Kernel Foundry: AI optimizer achieves 100% GPU kernel correctness via evolution

Generating high-performance GPU kernels is notoriously difficult, requiring both algorithmic correctness and hardware-aware optimization. While LLMs show promise in code generation, they often produce kernels that are either correct but slow or fast but buggy. Kernel Foundry, developed by Zixuan Huang and colleagues, tackles this by combining LLM-generated code with a diagnosis-driven evolutionary search. The framework uses retrieval-augmented generation to produce initial candidate kernels, then refines them across multiple "islands" (parallel subpopulations) using structured error feedback. A centralized experience library accumulates optimization strategies, preventing redundant efforts. Crucially, the system includes explicit mechanisms to prevent cheating—ensuring that performance gains come from genuine kernel improvements, not shortcuts like skipping computations.

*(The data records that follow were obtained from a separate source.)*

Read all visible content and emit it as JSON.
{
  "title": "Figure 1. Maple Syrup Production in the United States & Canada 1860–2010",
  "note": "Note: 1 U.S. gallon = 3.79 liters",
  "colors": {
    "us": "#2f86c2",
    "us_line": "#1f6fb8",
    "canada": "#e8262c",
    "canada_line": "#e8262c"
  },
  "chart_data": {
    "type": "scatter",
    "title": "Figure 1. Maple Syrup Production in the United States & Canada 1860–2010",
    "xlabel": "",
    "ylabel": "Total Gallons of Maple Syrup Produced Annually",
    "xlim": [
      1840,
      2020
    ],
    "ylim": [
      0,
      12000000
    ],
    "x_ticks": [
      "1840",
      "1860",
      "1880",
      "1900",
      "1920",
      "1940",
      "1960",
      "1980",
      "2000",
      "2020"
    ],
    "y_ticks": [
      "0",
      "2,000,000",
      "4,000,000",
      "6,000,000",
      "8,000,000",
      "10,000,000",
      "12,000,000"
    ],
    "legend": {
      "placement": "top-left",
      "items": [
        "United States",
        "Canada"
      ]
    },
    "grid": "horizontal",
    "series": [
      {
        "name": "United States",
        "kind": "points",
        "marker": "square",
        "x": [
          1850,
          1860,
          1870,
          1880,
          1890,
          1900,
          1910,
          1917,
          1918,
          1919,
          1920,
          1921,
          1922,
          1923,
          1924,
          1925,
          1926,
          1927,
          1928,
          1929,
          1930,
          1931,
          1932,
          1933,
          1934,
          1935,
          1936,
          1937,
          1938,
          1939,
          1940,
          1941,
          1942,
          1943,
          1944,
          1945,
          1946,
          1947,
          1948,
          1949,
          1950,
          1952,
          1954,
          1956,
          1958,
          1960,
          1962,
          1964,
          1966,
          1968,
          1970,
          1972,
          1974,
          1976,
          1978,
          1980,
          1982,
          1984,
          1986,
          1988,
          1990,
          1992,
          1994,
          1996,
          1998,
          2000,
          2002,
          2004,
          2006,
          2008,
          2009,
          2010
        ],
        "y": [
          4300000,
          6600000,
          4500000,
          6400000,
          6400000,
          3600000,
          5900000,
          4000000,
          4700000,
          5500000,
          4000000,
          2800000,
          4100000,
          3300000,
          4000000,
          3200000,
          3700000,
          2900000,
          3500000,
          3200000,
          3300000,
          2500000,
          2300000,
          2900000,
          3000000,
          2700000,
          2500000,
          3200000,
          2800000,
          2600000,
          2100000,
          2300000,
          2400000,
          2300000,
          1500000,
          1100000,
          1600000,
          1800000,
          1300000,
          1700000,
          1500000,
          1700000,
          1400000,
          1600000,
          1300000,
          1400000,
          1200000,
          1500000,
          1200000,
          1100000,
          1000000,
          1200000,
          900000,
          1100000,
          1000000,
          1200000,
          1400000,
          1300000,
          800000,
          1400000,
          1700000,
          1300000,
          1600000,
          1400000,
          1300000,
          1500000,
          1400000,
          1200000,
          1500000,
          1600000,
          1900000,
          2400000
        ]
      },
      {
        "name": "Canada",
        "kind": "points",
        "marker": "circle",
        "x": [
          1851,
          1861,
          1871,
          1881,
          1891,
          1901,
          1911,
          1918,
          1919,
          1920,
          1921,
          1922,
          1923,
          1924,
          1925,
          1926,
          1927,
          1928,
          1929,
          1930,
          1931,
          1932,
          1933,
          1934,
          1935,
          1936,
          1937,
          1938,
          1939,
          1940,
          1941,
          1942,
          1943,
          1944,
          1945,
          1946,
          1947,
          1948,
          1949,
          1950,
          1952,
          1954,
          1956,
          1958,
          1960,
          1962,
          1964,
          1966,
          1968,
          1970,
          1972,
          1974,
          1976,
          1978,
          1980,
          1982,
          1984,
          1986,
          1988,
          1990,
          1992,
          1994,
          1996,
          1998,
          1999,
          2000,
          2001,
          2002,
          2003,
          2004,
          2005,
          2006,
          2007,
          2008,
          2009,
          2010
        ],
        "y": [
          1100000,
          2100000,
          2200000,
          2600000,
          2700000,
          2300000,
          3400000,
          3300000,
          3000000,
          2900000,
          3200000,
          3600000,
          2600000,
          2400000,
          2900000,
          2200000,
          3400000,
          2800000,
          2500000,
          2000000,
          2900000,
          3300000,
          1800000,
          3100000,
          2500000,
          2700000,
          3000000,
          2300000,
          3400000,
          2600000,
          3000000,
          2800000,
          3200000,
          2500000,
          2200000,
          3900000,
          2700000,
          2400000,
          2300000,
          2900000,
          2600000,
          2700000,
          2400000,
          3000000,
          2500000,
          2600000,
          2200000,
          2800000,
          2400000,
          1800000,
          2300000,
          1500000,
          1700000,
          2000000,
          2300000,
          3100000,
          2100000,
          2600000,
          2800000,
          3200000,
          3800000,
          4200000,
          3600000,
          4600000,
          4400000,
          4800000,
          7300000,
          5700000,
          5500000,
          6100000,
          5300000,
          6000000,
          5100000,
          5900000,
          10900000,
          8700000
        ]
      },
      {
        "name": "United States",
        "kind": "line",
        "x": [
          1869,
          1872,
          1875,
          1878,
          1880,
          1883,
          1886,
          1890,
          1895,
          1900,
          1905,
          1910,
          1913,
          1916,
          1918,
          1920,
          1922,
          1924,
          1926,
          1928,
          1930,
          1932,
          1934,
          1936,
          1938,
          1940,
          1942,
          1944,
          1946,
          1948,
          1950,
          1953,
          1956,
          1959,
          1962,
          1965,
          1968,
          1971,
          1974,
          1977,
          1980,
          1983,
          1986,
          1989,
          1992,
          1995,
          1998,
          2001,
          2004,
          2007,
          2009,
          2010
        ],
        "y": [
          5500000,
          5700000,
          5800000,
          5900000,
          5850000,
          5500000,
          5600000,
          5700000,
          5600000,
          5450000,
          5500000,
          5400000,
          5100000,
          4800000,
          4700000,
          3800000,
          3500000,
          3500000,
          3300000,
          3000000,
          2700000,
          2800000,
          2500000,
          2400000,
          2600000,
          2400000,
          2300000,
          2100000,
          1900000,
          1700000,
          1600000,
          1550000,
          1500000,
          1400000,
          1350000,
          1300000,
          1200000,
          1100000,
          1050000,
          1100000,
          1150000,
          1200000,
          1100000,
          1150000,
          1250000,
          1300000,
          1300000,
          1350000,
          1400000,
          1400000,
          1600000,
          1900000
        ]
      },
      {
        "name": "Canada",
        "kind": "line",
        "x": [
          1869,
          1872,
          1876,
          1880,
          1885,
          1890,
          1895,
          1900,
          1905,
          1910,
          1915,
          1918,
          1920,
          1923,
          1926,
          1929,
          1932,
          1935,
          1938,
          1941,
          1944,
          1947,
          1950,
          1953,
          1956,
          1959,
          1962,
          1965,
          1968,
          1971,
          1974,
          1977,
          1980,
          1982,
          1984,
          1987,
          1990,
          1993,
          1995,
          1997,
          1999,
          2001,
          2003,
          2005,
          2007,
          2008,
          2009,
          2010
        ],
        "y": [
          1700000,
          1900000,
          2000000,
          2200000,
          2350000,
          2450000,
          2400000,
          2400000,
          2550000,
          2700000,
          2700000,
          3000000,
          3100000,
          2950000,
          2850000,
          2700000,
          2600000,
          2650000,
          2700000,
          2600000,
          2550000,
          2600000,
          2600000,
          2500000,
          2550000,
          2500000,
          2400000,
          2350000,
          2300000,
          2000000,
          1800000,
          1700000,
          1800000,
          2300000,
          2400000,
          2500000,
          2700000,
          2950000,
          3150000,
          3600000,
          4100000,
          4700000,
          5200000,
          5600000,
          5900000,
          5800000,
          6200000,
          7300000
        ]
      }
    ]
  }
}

On the KernelBench benchmark, Kernel Foundry achieves up to 100% correctness on Level 2 tasks (the hardest tier), significantly outperforming existing baselines like standalone LLMs and traditional auto-tuning. The multi-expert approach allows the system to handle diverse kernel types—from matrix operations to custom CUDA kernels—without manual intervention. This work bridges the gap between large language models and evolutionary optimization, offering a scalable solution for automatic kernel generation. Future applications could extend to custom accelerators, edge devices, and domain-specific processors, reducing the need for expert human tuning in high-performance computing.